Bruit routier : l’attentisme du Conseil fédéral
Prendre le bruit en flagrant délit, le travailler à la source, tel fut la volonté du Parlement en votant en 2021 la motion « Réduire de manière efficace le bruit excessif des moteurs ». Elle chargeait le Conseil fédéral de modifier les bases légales pour cibler les conduites de véhicule générant un bruit excessif et visait à soutenir davantage les cantons dans la lutte contre le bruit. Mais son objectif central concernait les radars anti-bruit, outils indispensables pour flasher le bruit routier au même titre que la vitesse. Une volonté affichée également par les corps de police et les cantons.
Trois ans plus tard, la réponse du Conseil fédéral, par voie de communiqué, est totalement insuffisante. Malgré un projet pilote de radar anti-bruit, réalisé en collaboration avec le canton de Genève et couronné de succès, le Conseil fédéral fait preuve d’attentisme. Tous les feux sont pourtant verts pour adapter les bases légales et généraliser la pratique sur l’ensemble du territoire en enfin doter la Suisse d’outils efficaces pour lutter contre la pollution sonore.
Le Conseil fédéral préfère approfondir encore la question, comme si la réalité n’était pas assez limpide et les souffrances effectives. Il s’est limité à travailler sur des modifications d’ordonnances. Or, ces dernières échappent au débat parlementaire, privant les élu-e-s de toute marge de manœuvre pour influencer ces décisions, discuter des points polémiques et surtout améliorer les textes. Les ordonnances relèvent en effet de la compétence exclusive du Conseil fédéral, empêchant ainsi tout contrôle ou débat sur leur contenu. En choisissant de ne pas légiférer, le Conseil fédéral reporte indéfiniment la mise en place de mesures efficaces pour lutter contre la pollution sonore.

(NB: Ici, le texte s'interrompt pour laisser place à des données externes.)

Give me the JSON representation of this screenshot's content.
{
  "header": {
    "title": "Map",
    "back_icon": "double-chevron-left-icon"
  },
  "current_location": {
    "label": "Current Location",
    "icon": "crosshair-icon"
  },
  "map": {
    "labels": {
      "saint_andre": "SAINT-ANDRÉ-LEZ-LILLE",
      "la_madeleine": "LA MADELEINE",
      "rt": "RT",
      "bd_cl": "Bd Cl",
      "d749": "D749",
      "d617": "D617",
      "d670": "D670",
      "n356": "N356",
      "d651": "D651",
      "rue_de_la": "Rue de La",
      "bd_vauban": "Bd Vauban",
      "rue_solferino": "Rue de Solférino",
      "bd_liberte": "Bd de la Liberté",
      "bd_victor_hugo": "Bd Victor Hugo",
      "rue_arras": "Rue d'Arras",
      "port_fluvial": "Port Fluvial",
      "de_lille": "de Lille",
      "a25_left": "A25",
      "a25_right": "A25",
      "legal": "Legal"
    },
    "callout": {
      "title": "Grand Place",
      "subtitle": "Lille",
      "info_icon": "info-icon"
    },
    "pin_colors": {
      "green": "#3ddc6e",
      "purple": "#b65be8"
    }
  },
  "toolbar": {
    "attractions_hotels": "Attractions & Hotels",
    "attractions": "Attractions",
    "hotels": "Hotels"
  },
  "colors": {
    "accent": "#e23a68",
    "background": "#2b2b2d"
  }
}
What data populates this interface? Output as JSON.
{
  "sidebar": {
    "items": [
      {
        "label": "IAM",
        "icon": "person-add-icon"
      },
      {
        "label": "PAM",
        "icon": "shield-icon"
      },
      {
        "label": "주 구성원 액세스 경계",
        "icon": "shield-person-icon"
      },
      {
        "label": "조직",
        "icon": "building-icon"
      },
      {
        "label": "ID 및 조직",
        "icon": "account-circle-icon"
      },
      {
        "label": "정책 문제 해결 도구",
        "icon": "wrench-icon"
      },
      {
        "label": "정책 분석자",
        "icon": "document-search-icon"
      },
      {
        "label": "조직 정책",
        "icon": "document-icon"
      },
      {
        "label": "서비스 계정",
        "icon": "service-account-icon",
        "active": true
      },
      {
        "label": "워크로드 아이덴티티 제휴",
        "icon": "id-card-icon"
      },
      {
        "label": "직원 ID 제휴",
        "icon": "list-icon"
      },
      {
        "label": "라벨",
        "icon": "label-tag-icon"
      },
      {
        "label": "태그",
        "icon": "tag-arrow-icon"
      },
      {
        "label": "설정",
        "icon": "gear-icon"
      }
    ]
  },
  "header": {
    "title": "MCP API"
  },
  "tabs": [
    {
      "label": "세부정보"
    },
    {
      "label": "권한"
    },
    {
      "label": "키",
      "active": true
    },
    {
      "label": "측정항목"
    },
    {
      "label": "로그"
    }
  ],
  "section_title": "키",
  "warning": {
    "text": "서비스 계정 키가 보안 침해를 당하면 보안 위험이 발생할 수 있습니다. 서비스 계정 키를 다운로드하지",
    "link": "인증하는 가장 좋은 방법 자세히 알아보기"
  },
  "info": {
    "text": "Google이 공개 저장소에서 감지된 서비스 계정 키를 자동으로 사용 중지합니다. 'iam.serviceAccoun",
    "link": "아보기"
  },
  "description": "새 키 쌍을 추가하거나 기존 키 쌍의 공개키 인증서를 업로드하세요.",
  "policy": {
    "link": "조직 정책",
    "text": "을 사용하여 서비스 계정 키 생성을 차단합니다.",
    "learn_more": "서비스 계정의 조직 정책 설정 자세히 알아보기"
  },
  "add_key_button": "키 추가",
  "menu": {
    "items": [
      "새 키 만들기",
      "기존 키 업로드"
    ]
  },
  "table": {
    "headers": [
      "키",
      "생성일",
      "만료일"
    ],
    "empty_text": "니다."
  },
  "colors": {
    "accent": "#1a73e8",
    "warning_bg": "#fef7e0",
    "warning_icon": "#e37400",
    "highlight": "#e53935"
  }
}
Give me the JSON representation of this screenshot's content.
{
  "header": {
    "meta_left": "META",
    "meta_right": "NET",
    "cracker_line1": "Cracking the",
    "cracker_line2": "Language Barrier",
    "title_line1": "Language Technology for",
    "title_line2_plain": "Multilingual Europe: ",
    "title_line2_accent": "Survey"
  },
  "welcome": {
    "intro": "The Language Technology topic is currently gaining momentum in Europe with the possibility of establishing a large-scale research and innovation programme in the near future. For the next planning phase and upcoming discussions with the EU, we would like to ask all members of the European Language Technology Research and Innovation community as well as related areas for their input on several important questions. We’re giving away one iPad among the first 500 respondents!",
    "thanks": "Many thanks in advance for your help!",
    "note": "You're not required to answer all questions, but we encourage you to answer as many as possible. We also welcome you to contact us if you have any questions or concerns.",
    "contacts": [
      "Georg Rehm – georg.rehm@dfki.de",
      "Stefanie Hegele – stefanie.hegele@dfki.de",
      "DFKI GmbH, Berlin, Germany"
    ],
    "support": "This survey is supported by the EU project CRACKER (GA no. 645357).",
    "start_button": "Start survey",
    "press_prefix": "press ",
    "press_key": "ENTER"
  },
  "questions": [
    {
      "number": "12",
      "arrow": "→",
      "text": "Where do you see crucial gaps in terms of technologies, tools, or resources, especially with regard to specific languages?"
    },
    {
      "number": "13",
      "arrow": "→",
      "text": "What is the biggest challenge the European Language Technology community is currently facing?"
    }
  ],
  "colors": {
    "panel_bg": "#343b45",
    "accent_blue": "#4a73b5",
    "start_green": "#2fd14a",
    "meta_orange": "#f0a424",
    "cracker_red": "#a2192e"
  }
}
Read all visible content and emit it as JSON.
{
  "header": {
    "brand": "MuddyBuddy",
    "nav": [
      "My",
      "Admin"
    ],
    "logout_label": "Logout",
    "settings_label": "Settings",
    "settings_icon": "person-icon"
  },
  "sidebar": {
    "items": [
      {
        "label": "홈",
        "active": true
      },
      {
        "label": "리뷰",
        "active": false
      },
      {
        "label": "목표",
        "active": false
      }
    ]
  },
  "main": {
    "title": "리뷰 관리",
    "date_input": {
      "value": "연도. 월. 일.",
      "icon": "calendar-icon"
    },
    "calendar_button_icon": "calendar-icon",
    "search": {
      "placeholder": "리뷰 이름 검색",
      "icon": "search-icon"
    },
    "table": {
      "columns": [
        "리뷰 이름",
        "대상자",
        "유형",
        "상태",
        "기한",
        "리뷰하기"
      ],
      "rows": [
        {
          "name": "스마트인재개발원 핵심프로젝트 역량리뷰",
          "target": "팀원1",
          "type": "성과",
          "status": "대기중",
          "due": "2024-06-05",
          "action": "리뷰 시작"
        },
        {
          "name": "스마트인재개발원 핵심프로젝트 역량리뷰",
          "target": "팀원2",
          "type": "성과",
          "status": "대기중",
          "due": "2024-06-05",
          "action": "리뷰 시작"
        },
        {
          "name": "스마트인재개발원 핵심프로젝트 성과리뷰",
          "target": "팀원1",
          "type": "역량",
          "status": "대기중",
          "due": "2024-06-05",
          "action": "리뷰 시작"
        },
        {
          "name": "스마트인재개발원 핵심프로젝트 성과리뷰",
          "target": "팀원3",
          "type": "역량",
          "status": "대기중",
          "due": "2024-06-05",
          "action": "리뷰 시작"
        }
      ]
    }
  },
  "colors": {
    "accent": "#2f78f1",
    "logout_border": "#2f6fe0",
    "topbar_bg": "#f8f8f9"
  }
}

Le bruit routier, au-delà de la pollution qu’il occasionne, représente un vrai problème de santé publique. L’Organisation mondiale de la santé (OMS) le classe parmi les principaux facteurs environnementaux contribuant à des maladies chroniques. L’exposition continue à des niveaux élevés de bruit entraîne des troubles cardiovasculaires, une hausse de la tension artérielle, ainsi que des perturbations du sommeil et une diminution générale de la qualité de vie. En Suisse, une personne sur cinq est affectée par le bruit excessif, et dans les zones urbaines, cette proportion grimpe à une sur trois. Le bruit routier cause chaque année des centaines de décès prématurés, avec environ 400 morts attribuées à cette pollution sonore.